Что – то ненавязчиво-волшебное таилось в этих прозрачных каплях, стекающих по холодному стеклу окна. Оно будто плакало от нетерпения и обиды на нелепый обман природы. Первый день… сегодня обязательно должно было выйти солнце и согреть бездушную прозрачную субстанцию в первый раз после холодных объятий зимы, которая, казалось, плакала и боролась с природой, пытаясь выпросить хоть небольшую отсрочку.
Мне тогда тоже хотелось плакать от бессилия перед самой собой. Солнце было бы настоящим спасением, отдушиной в призрачном мире холода и боли. Я бы вышла во двор и засмеялась на всю великую вселенную от счастья за мою любимую весну. Я бы подняла руки к еще очень прохладному и не проснувшемуся солнцу и обняла бы его всей своей радостью, помогла бы согреться ему и согреть озябшую от уходящих морозов природу.
Я водила пальцем по мокрым дорожкам и мне казалось, что если попробовать на вкус вот эту, самую маленькую и грустную, капельку, она окажется соленой. Я помню, как скрипела в тот момент дверь. То уходило отчаянье. Неохотно, мелкими шажками. Оно надеялось, что весна еще не победила. Это и было так, только совсем ненадолго. Я долго ему объясняла, что время уже измеряется не неделями, а минутами, мгновениями. В тихом сумраке полуразбитого бреда мысли хотели перестроиться на новый лад, подчиняясь календарному плану смены времен года, а не холодным слезам окна.
Безнадежно сморкаясь, собирала свои чемоданы бесконечная вереница сезонных простуд, обещая вернуться даже раньше, чем я ожидаю, пытаясь запугать и упросить остаться, отогреться под лучами солнца, которое взошло уже в моем сердце. Я была уверена, что еще чуть – чуть, и оно будет видно на горизонте.
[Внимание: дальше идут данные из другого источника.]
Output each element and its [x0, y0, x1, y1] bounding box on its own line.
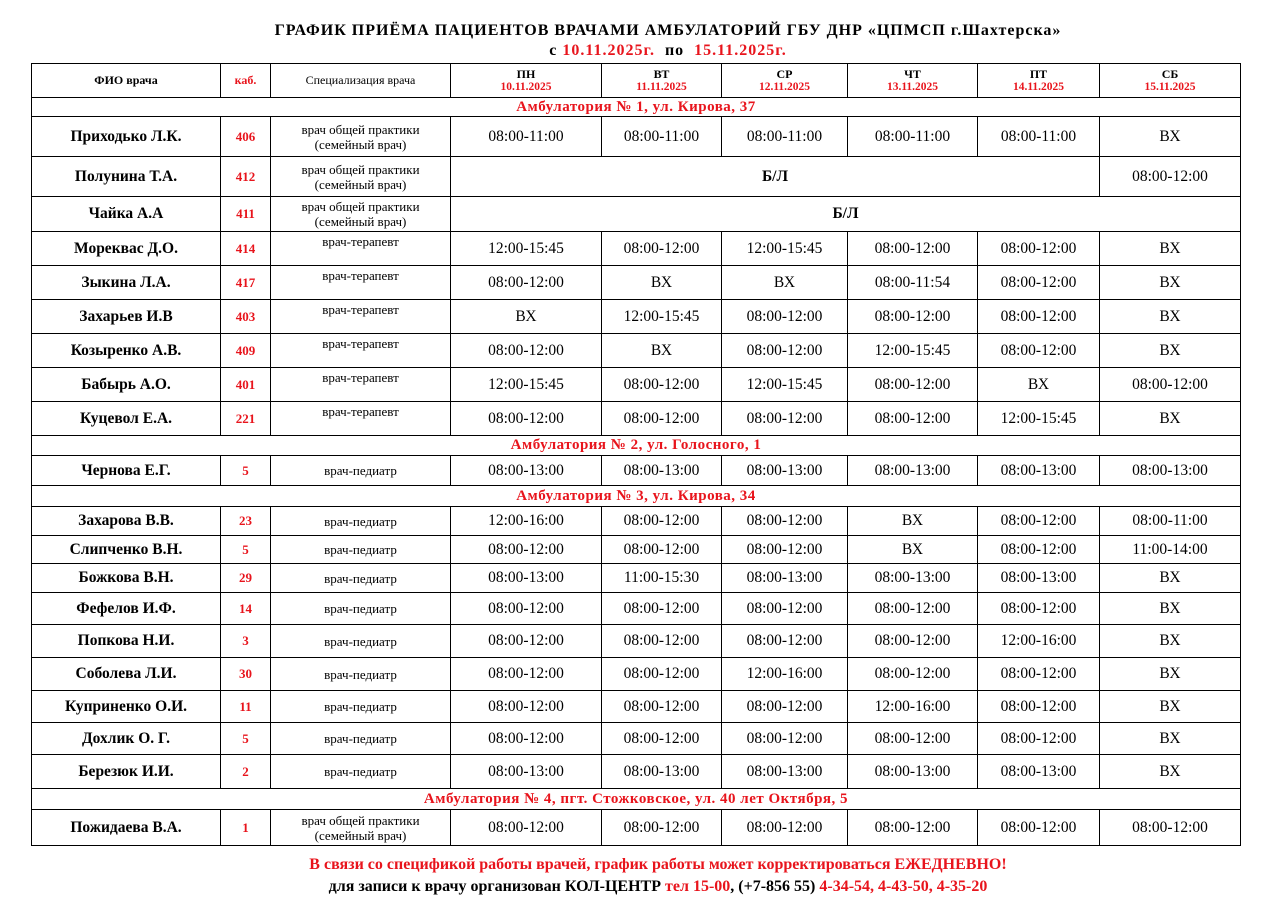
time-cell: 08:00-12:00: [1100, 810, 1241, 846]
time-cell: 08:00-12:00: [848, 402, 978, 436]
specialization-line: врач-терапевт: [322, 268, 399, 283]
cabinet-number: 1: [221, 810, 271, 846]
doctor-row: [32, 755, 1241, 789]
header-day-fri: [978, 64, 1100, 98]
doctor-specialization: [271, 658, 451, 691]
cabinet-number: 14: [221, 593, 271, 625]
day-name: ПТ: [1029, 66, 1048, 81]
doctor-specialization: [271, 197, 451, 232]
time-cell: 08:00-12:00: [602, 810, 722, 846]
doctor-specialization: [271, 593, 451, 625]
time-cell: ВХ: [848, 507, 978, 536]
time-cell: 08:00-12:00: [978, 810, 1100, 846]
header-kab: каб.: [221, 64, 271, 98]
cabinet-number: 412: [221, 157, 271, 197]
time-cell: 08:00-12:00: [722, 691, 848, 723]
specialization-line: врач-педиатр: [324, 463, 397, 478]
cabinet-number: 11: [221, 691, 271, 723]
time-cell: 08:00-12:00: [848, 810, 978, 846]
time-cell: 11:00-15:30: [602, 564, 722, 593]
time-cell: 08:00-12:00: [602, 691, 722, 723]
time-cell: ВХ: [1100, 564, 1241, 593]
doctor-specialization: [271, 334, 451, 368]
time-cell: 08:00-12:00: [602, 593, 722, 625]
time-cell: 08:00-12:00: [602, 536, 722, 564]
time-cell: 08:00-12:00: [451, 593, 602, 625]
time-cell: ВХ: [451, 300, 602, 334]
period-prefix: с: [549, 42, 563, 59]
time-cell: 08:00-12:00: [722, 300, 848, 334]
doctor-row: [32, 266, 1241, 300]
time-cell: 08:00-12:00: [848, 300, 978, 334]
time-cell: 11:00-14:00: [1100, 536, 1241, 564]
doctor-name: Приходько Л.К.: [32, 117, 221, 157]
day-date: 11.11.2025: [636, 80, 687, 93]
time-cell: 08:00-13:00: [848, 755, 978, 789]
doctor-specialization: [271, 564, 451, 593]
time-cell: ВХ: [602, 334, 722, 368]
time-cell: ВХ: [602, 266, 722, 300]
time-cell: ВХ: [1100, 300, 1241, 334]
time-cell: ВХ: [1100, 625, 1241, 658]
cabinet-number: 409: [221, 334, 271, 368]
day-name: СБ: [1161, 66, 1179, 81]
time-cell: 08:00-11:00: [451, 117, 602, 157]
time-cell: 08:00-12:00: [978, 266, 1100, 300]
specialization-line: (семейный врач): [314, 176, 407, 192]
doctor-specialization: [271, 755, 451, 789]
doctor-row: [32, 593, 1241, 625]
time-cell: 08:00-12:00: [602, 402, 722, 436]
specialization-line: врач-педиатр: [324, 731, 397, 746]
specialization-line: врач-терапевт: [322, 234, 399, 249]
time-cell: ВХ: [1100, 266, 1241, 300]
time-cell: 08:00-13:00: [451, 755, 602, 789]
header-day-tue: [602, 64, 722, 98]
time-cell: 08:00-12:00: [602, 723, 722, 755]
section-title: Амбулатория № 3, ул. Кирова, 34: [32, 486, 1241, 507]
period-middle: по: [654, 42, 695, 59]
specialization-line: врач-терапевт: [322, 336, 399, 351]
day-name: ВТ: [653, 66, 670, 81]
time-cell: ВХ: [1100, 232, 1241, 266]
time-cell: 08:00-13:00: [1100, 456, 1241, 486]
schedule-table: [31, 63, 1241, 846]
doctor-name: Куцевол Е.А.: [32, 402, 221, 436]
doctor-specialization: [271, 456, 451, 486]
cabinet-number: 403: [221, 300, 271, 334]
specialization-line: врач-терапевт: [322, 404, 399, 419]
doctor-row: [32, 810, 1241, 846]
cabinet-number: 29: [221, 564, 271, 593]
period-date-to: 15.11.2025г.: [694, 42, 787, 59]
specialization-line: врач-педиатр: [324, 542, 397, 557]
period-date-from: 10.11.2025г.: [562, 42, 655, 59]
doctor-name: Чайка А.А: [32, 197, 221, 232]
doctor-row: [32, 691, 1241, 723]
doctor-row: [32, 402, 1241, 436]
time-cell: 08:00-12:00: [451, 536, 602, 564]
time-cell: 12:00-15:45: [602, 300, 722, 334]
time-cell: 08:00-12:00: [848, 593, 978, 625]
doctor-row: [32, 334, 1241, 368]
time-cell: 08:00-11:00: [602, 117, 722, 157]
cabinet-number: 411: [221, 197, 271, 232]
time-cell: 08:00-12:00: [451, 402, 602, 436]
schedule-period: [0, 42, 1280, 60]
doctor-row: [32, 232, 1241, 266]
doctor-specialization: [271, 507, 451, 536]
time-cell: 08:00-12:00: [451, 691, 602, 723]
time-cell: 12:00-16:00: [722, 658, 848, 691]
specialization-line: врач-терапевт: [322, 370, 399, 385]
specialization-line: врач-педиатр: [324, 764, 397, 779]
time-cell: 08:00-13:00: [451, 564, 602, 593]
time-cell: 12:00-15:45: [451, 232, 602, 266]
time-cell: 08:00-13:00: [848, 456, 978, 486]
section-row: [32, 789, 1241, 810]
cabinet-number: 417: [221, 266, 271, 300]
time-cell: 08:00-12:00: [848, 625, 978, 658]
cabinet-number: 406: [221, 117, 271, 157]
time-cell: 08:00-12:00: [978, 658, 1100, 691]
header-day-thu: [848, 64, 978, 98]
doctor-name: Слипченко В.Н.: [32, 536, 221, 564]
time-cell: 08:00-12:00: [451, 625, 602, 658]
time-cell: 08:00-12:00: [722, 593, 848, 625]
time-cell: ВХ: [1100, 593, 1241, 625]
doctor-row: [32, 658, 1241, 691]
time-cell: 12:00-15:45: [722, 368, 848, 402]
doctor-name: Березюк И.И.: [32, 755, 221, 789]
doctor-row: [32, 456, 1241, 486]
sick-leave-cell: Б/Л: [451, 157, 1100, 197]
time-cell: 08:00-12:00: [451, 266, 602, 300]
doctor-name: Бабырь А.О.: [32, 368, 221, 402]
time-cell: 08:00-13:00: [722, 755, 848, 789]
time-cell: 08:00-12:00: [848, 658, 978, 691]
time-cell: 08:00-12:00: [978, 536, 1100, 564]
doctor-name: Соболева Л.И.: [32, 658, 221, 691]
schedule-title: ГРАФИК ПРИЁМА ПАЦИЕНТОВ ВРАЧАМИ АМБУЛАТОРИЙ ГБУ ДНР «ЦПМСП г.Шахтерска»: [274, 22, 1062, 39]
time-cell: 08:00-12:00: [978, 691, 1100, 723]
time-cell: 08:00-12:00: [451, 658, 602, 691]
callcenter-middle: , (+7-856 55): [730, 878, 820, 895]
callcenter-numbers: 4-34-54, 4-43-50, 4-35-20: [819, 878, 988, 895]
cabinet-number: 5: [221, 536, 271, 564]
time-cell: 12:00-15:45: [722, 232, 848, 266]
schedule-body: [32, 98, 1241, 846]
time-cell: ВХ: [722, 266, 848, 300]
day-date: 12.11.2025: [758, 80, 811, 93]
doctor-row: [32, 157, 1241, 197]
time-cell: 08:00-12:00: [1100, 368, 1241, 402]
time-cell: 12:00-15:45: [451, 368, 602, 402]
specialization-line: врач-педиатр: [324, 570, 397, 586]
doctor-row: [32, 507, 1241, 536]
time-cell: 08:00-12:00: [602, 232, 722, 266]
time-cell: 08:00-12:00: [722, 723, 848, 755]
specialization-line: (семейный врач): [314, 214, 407, 229]
time-cell: 08:00-12:00: [722, 507, 848, 536]
time-cell: 08:00-11:00: [848, 117, 978, 157]
time-cell: 08:00-13:00: [451, 456, 602, 486]
time-cell: 08:00-13:00: [848, 564, 978, 593]
doctor-row: [32, 564, 1241, 593]
time-cell: 08:00-12:00: [978, 334, 1100, 368]
time-cell: 08:00-12:00: [602, 625, 722, 658]
time-cell: ВХ: [1100, 334, 1241, 368]
time-cell: 08:00-13:00: [602, 755, 722, 789]
doctor-name: Захарьев И.В: [32, 300, 221, 334]
day-name: ПН: [516, 66, 536, 81]
sick-leave-cell: Б/Л: [451, 197, 1241, 232]
doctor-specialization: [271, 368, 451, 402]
doctor-row: [32, 368, 1241, 402]
specialization-line: врач общей практики: [301, 121, 420, 137]
doctor-row: [32, 536, 1241, 564]
time-cell: 08:00-11:00: [722, 117, 848, 157]
time-cell: 08:00-12:00: [722, 402, 848, 436]
cabinet-number: 30: [221, 658, 271, 691]
cabinet-number: 414: [221, 232, 271, 266]
time-cell: 08:00-12:00: [978, 593, 1100, 625]
specialization-line: врач общей практики: [301, 161, 420, 177]
time-cell: 08:00-12:00: [722, 810, 848, 846]
doctor-specialization: [271, 810, 451, 846]
time-cell: ВХ: [978, 368, 1100, 402]
header-row: [32, 64, 1241, 98]
time-cell: 08:00-12:00: [722, 536, 848, 564]
doctor-name: Дохлик О. Г.: [32, 723, 221, 755]
time-cell: 08:00-12:00: [602, 658, 722, 691]
time-cell: 08:00-11:54: [848, 266, 978, 300]
cabinet-number: 5: [221, 456, 271, 486]
section-title: Амбулатория № 2, ул. Голосного, 1: [32, 436, 1241, 456]
time-cell: 08:00-12:00: [451, 810, 602, 846]
time-cell: ВХ: [1100, 117, 1241, 157]
cabinet-number: 221: [221, 402, 271, 436]
time-cell: 08:00-11:00: [1100, 507, 1241, 536]
time-cell: 12:00-16:00: [848, 691, 978, 723]
specialization-line: врач-педиатр: [324, 601, 397, 616]
time-cell: 08:00-12:00: [848, 723, 978, 755]
time-cell: 12:00-16:00: [451, 507, 602, 536]
doctor-specialization: [271, 157, 451, 197]
header-name: ФИО врача: [32, 64, 221, 98]
doctor-row: [32, 117, 1241, 157]
doctor-row: [32, 197, 1241, 232]
time-cell: ВХ: [1100, 658, 1241, 691]
time-cell: 08:00-12:00: [1100, 157, 1241, 197]
day-name: ЧТ: [904, 66, 921, 81]
time-cell: 08:00-12:00: [978, 507, 1100, 536]
doctor-name: Чернова Е.Г.: [32, 456, 221, 486]
doctor-name: Захарова В.В.: [32, 507, 221, 536]
doctor-name: Козыренко А.В.: [32, 334, 221, 368]
specialization-line: врач-педиатр: [324, 513, 397, 529]
doctor-specialization: [271, 402, 451, 436]
doctor-specialization: [271, 232, 451, 266]
doctor-specialization: [271, 266, 451, 300]
time-cell: 08:00-13:00: [978, 755, 1100, 789]
day-date: 14.11.2025: [1012, 80, 1065, 93]
header-day-mon: [451, 64, 602, 98]
doctor-specialization: [271, 691, 451, 723]
doctor-specialization: [271, 300, 451, 334]
time-cell: 08:00-12:00: [978, 723, 1100, 755]
day-date: 13.11.2025: [886, 80, 939, 93]
time-cell: 08:00-12:00: [978, 232, 1100, 266]
section-title: Амбулатория № 4, пгт. Стожковское, ул. 40 лет Октября, 5: [32, 789, 1241, 810]
specialization-line: врач-терапевт: [322, 302, 399, 317]
specialization-line: врач-педиатр: [324, 699, 397, 714]
doctor-name: Зыкина Л.А.: [32, 266, 221, 300]
callcenter-info: [0, 878, 1280, 896]
cabinet-number: 401: [221, 368, 271, 402]
doctor-name: Полунина Т.А.: [32, 157, 221, 197]
callcenter-phone: тел 15-00: [665, 878, 731, 895]
specialization-line: врач общей практики: [301, 812, 420, 828]
time-cell: ВХ: [848, 536, 978, 564]
section-row: [32, 436, 1241, 456]
section-row: [32, 486, 1241, 507]
header-day-sat: [1100, 64, 1241, 98]
specialization-line: (семейный врач): [314, 827, 407, 843]
time-cell: 08:00-12:00: [451, 723, 602, 755]
section-row: [32, 98, 1241, 117]
doctor-name: Божкова В.Н.: [32, 564, 221, 593]
time-cell: 08:00-13:00: [978, 564, 1100, 593]
time-cell: 12:00-15:45: [848, 334, 978, 368]
header-day-wed: [722, 64, 848, 98]
time-cell: ВХ: [1100, 755, 1241, 789]
header-spec: Специализация врача: [271, 64, 451, 98]
time-cell: 08:00-12:00: [978, 300, 1100, 334]
time-cell: 08:00-12:00: [451, 334, 602, 368]
doctor-name: Фефелов И.Ф.: [32, 593, 221, 625]
specialization-line: врач-педиатр: [324, 633, 397, 649]
time-cell: 08:00-12:00: [602, 368, 722, 402]
doctor-row: [32, 300, 1241, 334]
day-name: СР: [776, 66, 793, 81]
day-date: 15.11.2025: [1144, 80, 1196, 93]
doctor-specialization: [271, 625, 451, 658]
time-cell: 08:00-13:00: [722, 564, 848, 593]
specialization-line: врач общей практики: [301, 199, 420, 214]
schedule-warning: В связи со спецификой работы врачей, график работы может корректироваться ЕЖЕДНЕВНО!: [309, 856, 1007, 873]
time-cell: 08:00-13:00: [602, 456, 722, 486]
doctor-row: [32, 625, 1241, 658]
time-cell: ВХ: [1100, 691, 1241, 723]
section-title: Амбулатория № 1, ул. Кирова, 37: [32, 98, 1241, 117]
time-cell: 12:00-16:00: [978, 625, 1100, 658]
doctor-name: Куприненко О.И.: [32, 691, 221, 723]
doctor-name: Попкова Н.И.: [32, 625, 221, 658]
time-cell: ВХ: [1100, 402, 1241, 436]
time-cell: ВХ: [1100, 723, 1241, 755]
time-cell: 08:00-12:00: [722, 625, 848, 658]
time-cell: 08:00-12:00: [602, 507, 722, 536]
time-cell: 08:00-13:00: [722, 456, 848, 486]
day-date: 10.11.2025: [500, 80, 552, 93]
time-cell: 08:00-12:00: [722, 334, 848, 368]
cabinet-number: 3: [221, 625, 271, 658]
cabinet-number: 23: [221, 507, 271, 536]
cabinet-number: 5: [221, 723, 271, 755]
callcenter-prefix: для записи к врачу организован КОЛ-ЦЕНТР: [328, 878, 665, 895]
doctor-row: [32, 723, 1241, 755]
time-cell: 12:00-15:45: [978, 402, 1100, 436]
doctor-specialization: [271, 536, 451, 564]
doctor-name: Мореквас Д.О.: [32, 232, 221, 266]
cabinet-number: 2: [221, 755, 271, 789]
doctor-specialization: [271, 723, 451, 755]
time-cell: 08:00-13:00: [978, 456, 1100, 486]
time-cell: 08:00-11:00: [978, 117, 1100, 157]
time-cell: 08:00-12:00: [848, 368, 978, 402]
time-cell: 08:00-12:00: [848, 232, 978, 266]
doctor-specialization: [271, 117, 451, 157]
specialization-line: врач-педиатр: [324, 666, 397, 682]
doctor-name: Пожидаева В.А.: [32, 810, 221, 846]
specialization-line: (семейный врач): [314, 136, 407, 152]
В воображении появлялись все более и более четкие картины. Я ясно видела, что где - то, на самом краю привычной улицы это жаркое чудо уже начало высушивать первую тучку, начало пить слезы с первого окна на самом последнем этаже самого крайнего дома. В темном углу сознания злое сомнение пыталось возражать и приводить аргументы. И очень тяжело ему это давалось. С громким скрежетом выводило оно слова на моем разуме: «Еще долго, очень долго. Еще столько окон предстоит ему высушить». Я, улыбаясь, с легкостью смахивала эти слова со своих мыслей и они как пылинки рассеивались и искрились под лучами моего собственного солнца. А сомнение уже почти в агонии скребло кожу моих мыслей и не могло уже сделать ни единой царапины.
Я тихо прощалась с зимой и не таила на нее зла за всю ту боль, которую приносила она мне ежеминутно, за все слезы, замерзавшие прямо на щеках, за все беды, которые она с улыбкой преподносила мне. Я почти молилась за нее, почти искренне желала ей жить. Я понимала, что теперь она поселится в другом, возможно очень хорошем сердце. Но ведь не узнав настоящего холода и боли зимы никогда не почувствуешь такого упоения первым днем ее конца. Первым днем весны.